Lawmakers in the U.S. House of Representatives on Thursday voted 402-12 to approve an extension and expansion of the popular housing tax credit and, they hope, supporting the fragile housing market until the economy improves. The Senate passed the measure 98-0 Wednesday; the bill will now go to the White House, where President Obama is expected to sign it.
Builders, who say the tax credit has revived their buyer traffic and sales in a very difficult year, promptly celebrated.
“We commend lawmakers for acting in a bipartisan manner to extend the first-time home buyer tax credit beyond its Nov. 30 deadline and expand it to a wider group of home buyers,” said Joe Robson, who is chairman of the National Association of Home Builders and a builder in Tulsa, Okla. “The tax credit has proven to be a powerful economic incentive. Today’s action by Congress will further stabilize housing and the economy by creating new jobs, stimulating home sales, reducing foreclosures, cutting excess inventories and stabilizing home prices.”
Mortgage bankers agreed. “At a time when we are finally starting to see some signs of life in the housing and mortgage markets, extending and expanding the home buyer tax credit is a critical step to keeping the momentum,” said Robert E. Story, Jr., who chairs the Washington, D.C.-based Mortgage Bankers Association.
The tax credit approved today will take the housing market into the critical spring selling season. To receive the credit, buyers must sign a purchase agreement by April 30, 2010, and close on the home by June 30, 2010. As was the case with the credit that has been in use for most of this year, the extended credit will provide first-time home buyers up to $8,000, depending on the price of the home and their household income.
But there are several important differences, too.
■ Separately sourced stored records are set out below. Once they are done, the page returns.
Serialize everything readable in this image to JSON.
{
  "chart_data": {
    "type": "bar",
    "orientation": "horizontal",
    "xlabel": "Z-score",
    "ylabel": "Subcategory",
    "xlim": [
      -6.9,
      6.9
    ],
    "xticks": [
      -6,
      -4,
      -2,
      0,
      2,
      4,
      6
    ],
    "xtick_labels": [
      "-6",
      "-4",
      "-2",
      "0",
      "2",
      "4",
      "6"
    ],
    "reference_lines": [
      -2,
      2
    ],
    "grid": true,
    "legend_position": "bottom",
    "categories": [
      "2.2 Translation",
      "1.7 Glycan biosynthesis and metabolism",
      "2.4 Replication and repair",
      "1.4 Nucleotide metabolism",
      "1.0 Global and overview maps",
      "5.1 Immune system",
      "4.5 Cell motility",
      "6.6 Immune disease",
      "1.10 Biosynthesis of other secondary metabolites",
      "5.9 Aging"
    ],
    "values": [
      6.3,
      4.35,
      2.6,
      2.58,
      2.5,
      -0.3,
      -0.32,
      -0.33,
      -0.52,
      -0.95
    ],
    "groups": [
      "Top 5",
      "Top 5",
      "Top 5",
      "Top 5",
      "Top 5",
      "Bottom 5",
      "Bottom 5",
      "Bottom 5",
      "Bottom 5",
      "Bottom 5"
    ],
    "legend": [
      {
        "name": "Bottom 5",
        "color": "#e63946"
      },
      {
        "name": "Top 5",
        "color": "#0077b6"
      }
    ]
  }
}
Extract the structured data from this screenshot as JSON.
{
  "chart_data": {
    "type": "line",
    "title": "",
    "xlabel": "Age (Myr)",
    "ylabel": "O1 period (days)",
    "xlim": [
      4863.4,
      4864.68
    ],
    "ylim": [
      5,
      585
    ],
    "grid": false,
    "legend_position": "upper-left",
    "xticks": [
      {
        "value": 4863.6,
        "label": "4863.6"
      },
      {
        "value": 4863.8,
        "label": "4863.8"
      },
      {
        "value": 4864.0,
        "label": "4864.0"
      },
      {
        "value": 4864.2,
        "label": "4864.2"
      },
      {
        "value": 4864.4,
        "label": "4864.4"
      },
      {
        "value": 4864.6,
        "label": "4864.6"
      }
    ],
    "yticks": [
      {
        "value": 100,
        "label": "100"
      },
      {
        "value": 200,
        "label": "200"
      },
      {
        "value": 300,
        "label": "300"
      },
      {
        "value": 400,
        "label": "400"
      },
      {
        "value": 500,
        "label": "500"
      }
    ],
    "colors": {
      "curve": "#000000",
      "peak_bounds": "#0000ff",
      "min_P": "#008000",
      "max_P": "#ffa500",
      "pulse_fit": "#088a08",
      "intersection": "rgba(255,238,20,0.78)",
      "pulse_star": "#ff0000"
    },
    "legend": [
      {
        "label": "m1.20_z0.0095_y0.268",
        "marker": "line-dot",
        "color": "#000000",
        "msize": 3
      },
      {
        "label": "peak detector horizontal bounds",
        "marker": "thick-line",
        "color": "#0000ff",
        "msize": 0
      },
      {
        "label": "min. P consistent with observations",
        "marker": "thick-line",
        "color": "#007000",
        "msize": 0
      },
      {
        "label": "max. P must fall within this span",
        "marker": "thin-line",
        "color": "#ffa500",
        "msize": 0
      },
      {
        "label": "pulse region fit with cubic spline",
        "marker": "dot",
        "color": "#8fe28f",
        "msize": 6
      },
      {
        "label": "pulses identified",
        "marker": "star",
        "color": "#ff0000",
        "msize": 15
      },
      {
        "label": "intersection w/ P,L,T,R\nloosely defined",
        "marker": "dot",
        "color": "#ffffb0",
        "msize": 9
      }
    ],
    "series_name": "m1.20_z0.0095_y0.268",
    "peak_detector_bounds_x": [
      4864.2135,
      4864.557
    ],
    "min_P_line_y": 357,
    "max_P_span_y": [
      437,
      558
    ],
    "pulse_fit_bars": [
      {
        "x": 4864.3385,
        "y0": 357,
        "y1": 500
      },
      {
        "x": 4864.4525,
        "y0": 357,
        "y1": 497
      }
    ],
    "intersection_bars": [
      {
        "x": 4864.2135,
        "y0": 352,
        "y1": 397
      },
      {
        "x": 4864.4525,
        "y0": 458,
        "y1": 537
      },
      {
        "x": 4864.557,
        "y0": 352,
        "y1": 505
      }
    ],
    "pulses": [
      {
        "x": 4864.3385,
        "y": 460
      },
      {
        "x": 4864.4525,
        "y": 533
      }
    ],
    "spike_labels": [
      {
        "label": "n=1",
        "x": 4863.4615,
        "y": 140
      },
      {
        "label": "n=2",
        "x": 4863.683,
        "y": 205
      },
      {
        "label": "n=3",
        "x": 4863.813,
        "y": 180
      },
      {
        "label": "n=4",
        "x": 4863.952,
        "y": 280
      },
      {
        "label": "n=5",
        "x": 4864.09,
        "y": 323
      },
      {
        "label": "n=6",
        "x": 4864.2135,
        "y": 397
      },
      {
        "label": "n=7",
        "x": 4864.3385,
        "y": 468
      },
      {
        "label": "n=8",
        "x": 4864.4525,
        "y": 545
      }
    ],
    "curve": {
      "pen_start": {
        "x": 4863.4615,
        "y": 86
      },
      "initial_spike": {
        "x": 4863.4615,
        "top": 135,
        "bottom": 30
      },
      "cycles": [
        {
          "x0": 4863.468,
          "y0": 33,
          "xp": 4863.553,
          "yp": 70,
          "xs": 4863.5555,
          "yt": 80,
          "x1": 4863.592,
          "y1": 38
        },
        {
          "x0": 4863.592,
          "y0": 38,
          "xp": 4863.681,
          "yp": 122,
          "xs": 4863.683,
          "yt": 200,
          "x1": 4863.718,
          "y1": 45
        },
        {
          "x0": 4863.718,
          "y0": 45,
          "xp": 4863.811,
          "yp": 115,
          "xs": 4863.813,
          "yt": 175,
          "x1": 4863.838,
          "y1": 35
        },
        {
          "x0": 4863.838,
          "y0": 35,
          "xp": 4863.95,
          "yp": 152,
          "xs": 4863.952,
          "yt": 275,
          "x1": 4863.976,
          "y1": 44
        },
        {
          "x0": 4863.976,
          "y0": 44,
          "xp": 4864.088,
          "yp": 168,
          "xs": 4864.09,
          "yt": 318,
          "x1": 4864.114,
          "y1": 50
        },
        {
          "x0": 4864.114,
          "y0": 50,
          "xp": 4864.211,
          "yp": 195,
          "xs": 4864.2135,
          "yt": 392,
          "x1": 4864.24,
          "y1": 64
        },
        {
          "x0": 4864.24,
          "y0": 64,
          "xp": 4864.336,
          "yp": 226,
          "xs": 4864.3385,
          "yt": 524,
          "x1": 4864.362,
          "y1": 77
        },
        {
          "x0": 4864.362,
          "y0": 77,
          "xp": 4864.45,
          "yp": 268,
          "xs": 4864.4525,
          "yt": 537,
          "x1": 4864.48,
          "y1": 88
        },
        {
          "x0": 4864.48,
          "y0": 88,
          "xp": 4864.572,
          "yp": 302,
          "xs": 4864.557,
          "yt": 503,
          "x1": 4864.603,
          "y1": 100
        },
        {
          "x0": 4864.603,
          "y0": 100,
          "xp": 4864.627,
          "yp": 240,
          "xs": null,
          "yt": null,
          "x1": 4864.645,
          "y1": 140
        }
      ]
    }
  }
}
The newly approved tax credit also covers people who have lived in their homes for at least five years; they can claim a credit of up to $6,500 if they purchase a new home. Finally, Congress raised the income limits on the program, which will now allow singles who make up to $125,000 and married couples with a household income of $225,000 to be eligible for the credit.
The new version of the credit has a price tag for the government of $10.8 billion in lost taxes.
Alison Rice is senior editor, online, at BUILDER magazine.